Decisão Texto Parcial:
Decisão Texto Integral: Acordam na 6.ª Secção do Tribunal da Relação de Lisboa.


I.RELATÓRIO:
                             

E..., com os sinais identificativos constantes dos autos,  deduziu oposição à execução contra si instaurada em que agora figura como Exequente N..., Sociedade neles também melhor identificada.
O Tribunal "a quo" descreveu o processado até à prolação da sentença impugnada, nos seguintes termos:
À execução que lhe foi instaurada por N... veio a executada E...  deduzir oposição.
Pede a extinção da execução quanto a si instaurada.

Fundamenta a sua pretensão, em síntese, dizendo:
a)- A exequente propôs a presente contra a oponente e S... entretanto declarada insolvente;
b)- Deu à execução uma letra sacada pela executada S... e aceite pela oponente E... que, como a própria exequente assume, se encontra prescrita;
c)- Tal título terá sido endossado à exequente pela outra executada;
d)- Não existe, ou existiu, qualquer relação causal ou subjacente entre exequente e oponente, pelo que o título não pode valer como mero quirógrafo, sendo ilegítimo exigir o seu pagamento à oponente.
Notificada, contestou a exequente, impugnando e mantendo que o título pode fundamentar a presente execução contra a executada.

Foi proferida sentença que decretou:
Pelo exposto, considerando que o título apresentado não é executivo quanto à executada e oponente E..., julgo procedente a oposição deduzida e declaro, por consequência, extinta a execução quanto à executada/oponente.

É dessa sentença que vem o presente recurso interposto por N..., que alegou e apresentou as seguintes conclusões:
I.– Vem o presente recurso interposto da douta sentença de proferida em 23.06.2017, que absolveu a Executada E... da instância executiva, porque o exequente não alegou, como lhe competia, a relação material subjacente.
II.– Porém, contrariamente ao decidido, no requerimento executivo, o exequente sob a epígrafe "Factos" - cfr. n.º 2 e 3 - expressamente identificou a relação material subjacente. – cfr. Requerimento Executivo.
III.– Por sua vez, confessada pela própria executada – cfr. artigos 21º da oposição.
IV.– Acrescentando, porém, ter já pago, por conta da divida, a importância de €1.644,07 — cfr. artigo 22º da oposição.
V.– Em síntese, tendo-se feito menção expressa e literal a "transacção comercial ", que a executada prontamente reconheceu e confessou, a ordenada extinção da execução, com fundamento na inexistência de título executivo, violou o disposto no artigo 703º, n.º 1, al. c) do CPC.

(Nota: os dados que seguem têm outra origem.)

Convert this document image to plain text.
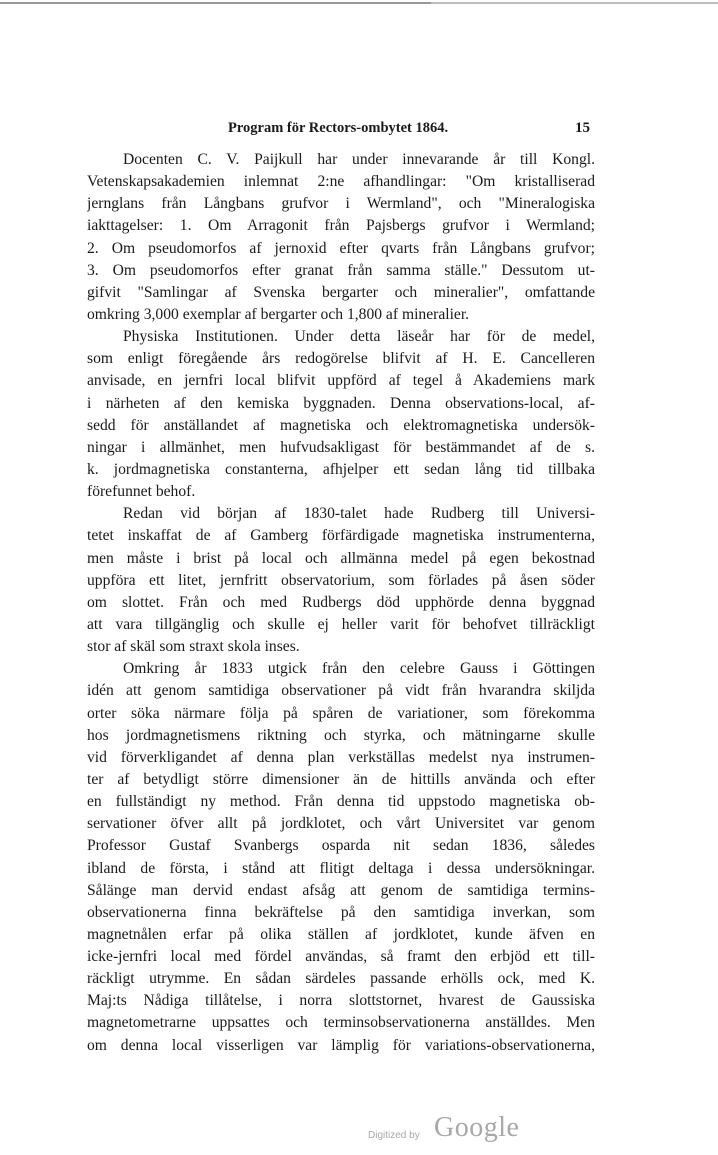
Program för Rectors-ombytet 1864.	15
Docenten C. V. Paijkull har under innevarande år till Kongl.
Vetenskapsakademien inlemnat 2:ne afhandlingar: "Om kristalliserad
jernglans från Långbans grufvor i Wermland", och "Mineralogiska
iakttagelser: 1. Om Arragonit från Pajsbergs grufvor i Wermland;
2. Om pseudomorfos af jernoxid efter qvarts från Långbans grufvor;
3. Om pseudomorfos efter granat från samma ställe." Dessutom ut-
gifvit "Samlingar af Svenska bergarter och mineralier", omfattande
omkring 3,000 exemplar af bergarter och 1,800 af mineralier.
Physiska Institutionen. Under detta läseår har för de medel,
som enligt föregående års redogörelse blifvit af H. E. Cancelleren
anvisade, en jernfri local blifvit uppförd af tegel å Akademiens mark
i närheten af den kemiska byggnaden. Denna observations-local, af-
sedd för anställandet af magnetiska och elektromagnetiska undersök-
ningar i allmänhet, men hufvudsakligast för bestämmandet af de s.
k. jordmagnetiska constanterna, afhjelper ett sedan lång tid tillbaka
förefunnet behof.
Redan vid början af 1830-talet hade Rudberg till Universi-
tetet inskaffat de af Gamberg förfärdigade magnetiska instrumenterna,
men måste i brist på local och allmänna medel på egen bekostnad
uppföra ett litet, jernfritt observatorium, som förlades på åsen söder
om slottet. Från och med Rudbergs död upphörde denna byggnad
att vara tillgänglig och skulle ej heller varit för behofvet tillräckligt
stor af skäl som straxt skola inses.
Omkring år 1833 utgick från den celebre Gauss i Göttingen
idén att genom samtidiga observationer på vidt från hvarandra skiljda
orter söka närmare följa på spåren de variationer, som förekomma
hos jordmagnetismens riktning och styrka, och mätningarne skulle
vid förverkligandet af denna plan verkställas medelst nya instrumen-
ter af betydligt större dimensioner än de hittills använda och efter
en fullständigt ny method. Från denna tid uppstodo magnetiska ob-
servationer öfver allt på jordklotet, och vårt Universitet var genom
Professor Gustaf Svanbergs ospardа nit sedan 1836, således
ibland de första, i stånd att flitigt deltaga i dessa undersökningar.
Sålänge man dervid endast afsåg att genom de samtidiga termins-
observationerna finna bekräftelse på den samtidiga inverkan, som
magnetnålen erfar på olika ställen af jordklotet, kunde äfven en
icke-jernfri local med fördel användas, så framt den erbjöd ett till-
räckligt utrymme. En sådan särdeles passande erhölls ock, med K.
Maj:ts Nådiga tillåtelse, i norra slottstornet, hvarest de Gaussiska
magnetometrarne uppsattes och terminsobservationerna anställdes. Men
om denna local visserligen var lämplig för variations-observationerna,
Digitized by Google
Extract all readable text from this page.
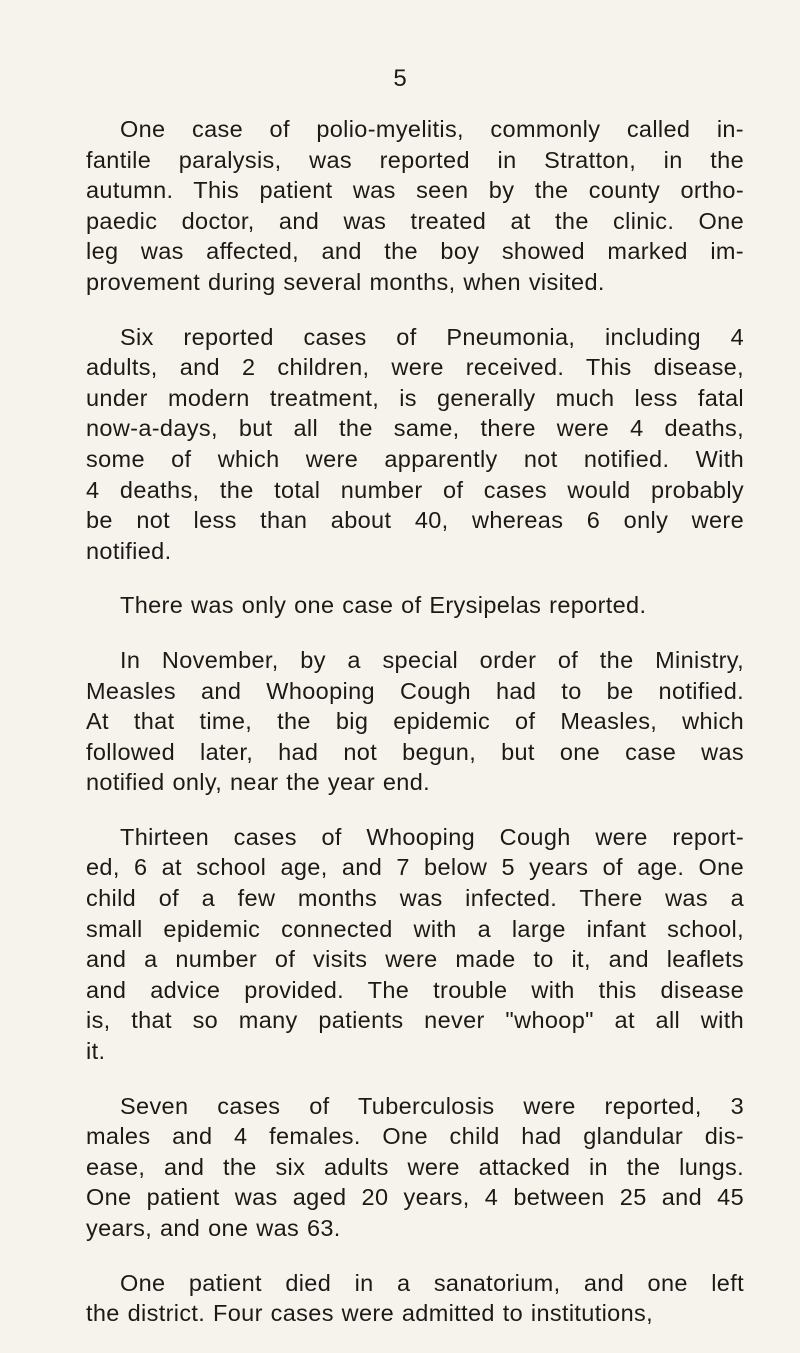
5

One case of polio-myelitis, commonly called in-
fantile paralysis, was reported in Stratton, in the
autumn. This patient was seen by the county ortho-
paedic doctor, and was treated at the clinic. One
leg was affected, and the boy showed marked im-
provement during several months, when visited.

Six reported cases of Pneumonia, including 4
adults, and 2 children, were received. This disease,
under modern treatment, is generally much less fatal
now-a-days, but all the same, there were 4 deaths,
some of which were apparently not notified. With
4 deaths, the total number of cases would probably
be not less than about 40, whereas 6 only were
notified.

There was only one case of Erysipelas reported.

In November, by a special order of the Ministry,
Measles and Whooping Cough had to be notified.
At that time, the big epidemic of Measles, which
followed later, had not begun, but one case was
notified only, near the year end.

Thirteen cases of Whooping Cough were report-
ed, 6 at school age, and 7 below 5 years of age. One
child of a few months was infected. There was a
small epidemic connected with a large infant school,
and a number of visits were made to it, and leaflets
and advice provided. The trouble with this disease
is, that so many patients never "whoop" at all with
it.

Seven cases of Tuberculosis were reported, 3
males and 4 females. One child had glandular dis-
ease, and the six adults were attacked in the lungs.
One patient was aged 20 years, 4 between 25 and 45
years, and one was 63.

One patient died in a sanatorium, and one left
the district. Four cases were admitted to institutions,
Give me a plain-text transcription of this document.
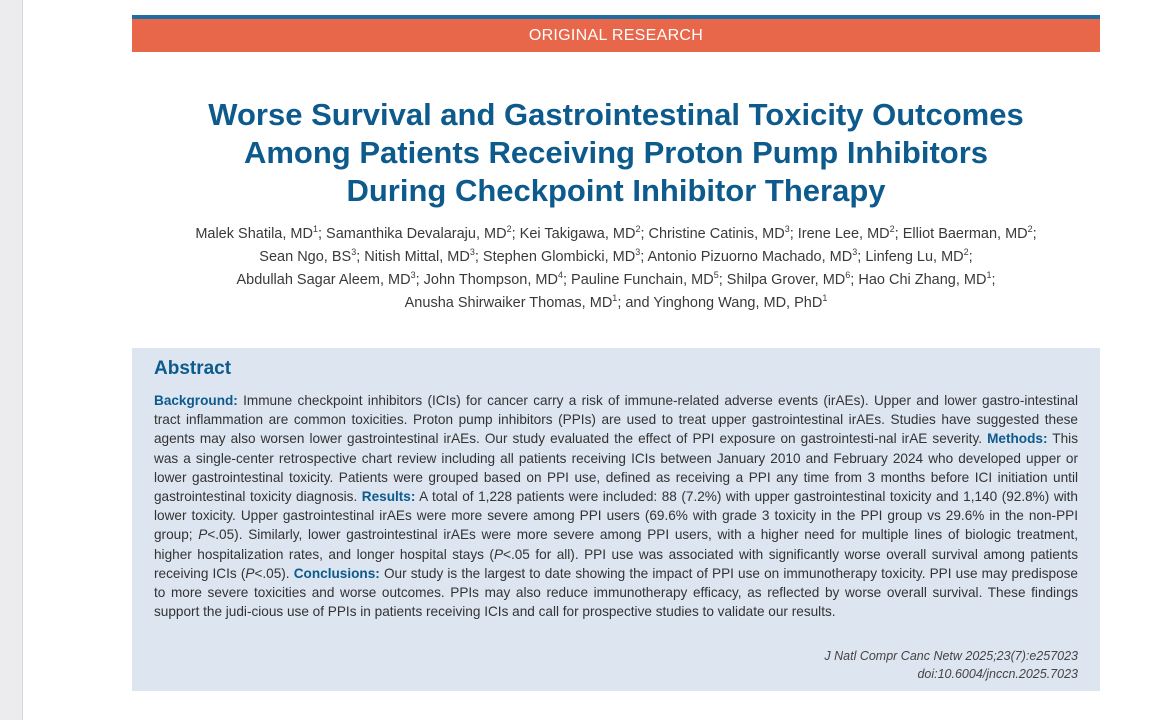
ORIGINAL RESEARCH
Worse Survival and Gastrointestinal Toxicity Outcomes
Among Patients Receiving Proton Pump Inhibitors
During Checkpoint Inhibitor Therapy
Malek Shatila, $MD^1$; Samanthika Devalaraju, $MD^2$; Kei Takigawa, $MD^2$; Christine Catinis, $MD^3$; Irene Lee, $MD^2$; Elliot Baerman, $MD^2$;
Sean Ngo, $BS^3$; Nitish Mittal, $MD^3$; Stephen Glombicki, $MD^3$; Antonio Pizuorno Machado, $MD^3$; Linfeng Lu, $MD^2$;
Abdullah Sagar Aleem, $MD^3$; John Thompson, $MD^4$; Pauline Funchain, $MD^5$; Shilpa Grover, $MD^6$; Hao Chi Zhang, $MD^1$;
Anusha Shirwaiker Thomas, $MD^1$; and Yinghong Wang, MD, PhD$^1$
Abstract
Background: Immune checkpoint inhibitors (ICIs) for cancer carry a risk of immune-related adverse events (irAEs). Upper and lower gastro-intestinal tract inflammation are common toxicities. Proton pump inhibitors (PPIs) are used to treat upper gastrointestinal irAEs. Studies have suggested these agents may also worsen lower gastrointestinal irAEs. Our study evaluated the effect of PPI exposure on gastrointesti-nal irAE severity. Methods: This was a single-center retrospective chart review including all patients receiving ICIs between January 2010 and February 2024 who developed upper or lower gastrointestinal toxicity. Patients were grouped based on PPI use, defined as receiving a PPI any time from 3 months before ICI initiation until gastrointestinal toxicity diagnosis. Results: A total of 1,228 patients were included: 88 (7.2%) with upper gastrointestinal toxicity and 1,140 (92.8%) with lower toxicity. Upper gastrointestinal irAEs were more severe among PPI users (69.6% with grade 3 toxicity in the PPI group vs 29.6% in the non-PPI group; P<.05). Similarly, lower gastrointestinal irAEs were more severe among PPI users, with a higher need for multiple lines of biologic treatment, higher hospitalization rates, and longer hospital stays (P<.05 for all). PPI use was associated with significantly worse overall survival among patients receiving ICIs (P<.05). Conclusions: Our study is the largest to date showing the impact of PPI use on immunotherapy toxicity. PPI use may predispose to more severe toxicities and worse outcomes. PPIs may also reduce immunotherapy efficacy, as reflected by worse overall survival. These findings support the judi-cious use of PPIs in patients receiving ICIs and call for prospective studies to validate our results.
J Natl Compr Canc Netw 2025;23(7):e257023
doi:10.6004/jnccn.2025.7023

Terminou pedindo que a sentença fosse revogada e a acção prosseguisse os seus termos.

Colhidos os vistos legais, cumpre apreciar e decidir.

É a seguinte a questão a avaliar:
Tendo-se feito menção expressa e literal a «transacção comercial», que a executada prontamente reconheceu e confessou, a ordenada extinção da execução com fundamento na inexistência de título executivo, violou o disposto no artigo 703.º, n.º 1, al. c) do Código de Processo Civil?

II.FUNDAMENTAÇÃO.

Fundamentação de facto.

Vem provado que:
1)- A exequente deu à execução o documento com cópia junta a fl.s 5 dos autos de execução, no mais aqui dado por integralmente reproduzido, onde consta no anverso, designadamente:
(…) vencimento – 2009-01-31;
(…) Nome e morada do sacado – E... (…);
(…) Assinatura do sacador (ilegível) por cima de carimbo com os dizeres S... (…);
2)- E no verso está aposta outra assinatura ilegível por cima de carimbo com os dizeres S...;
3)- A execução apensa deu entrada a 3 de fevereiro de 2011.

Fundamentação de Direito.
Tendo-se feito menção expressa e literal a «transacção comercial», que a executada prontamente reconheceu e confessou, a ordenada extinção da execução com fundamento na inexistência de título executivo, violou o disposto no artigo 703.º, n.º 1, al. c) do Código de Processo Civil?
A al. c) do n.º 1 do  art. 703.º do Código de Processo Civil inclui entre os títulos executivos os títulos de crédito, «ainda que meros quirógrafos, desde que, neste caso, os factos constitutivos da relação subjacente constem do próprio documento ou sejam alegados no requerimento executivo».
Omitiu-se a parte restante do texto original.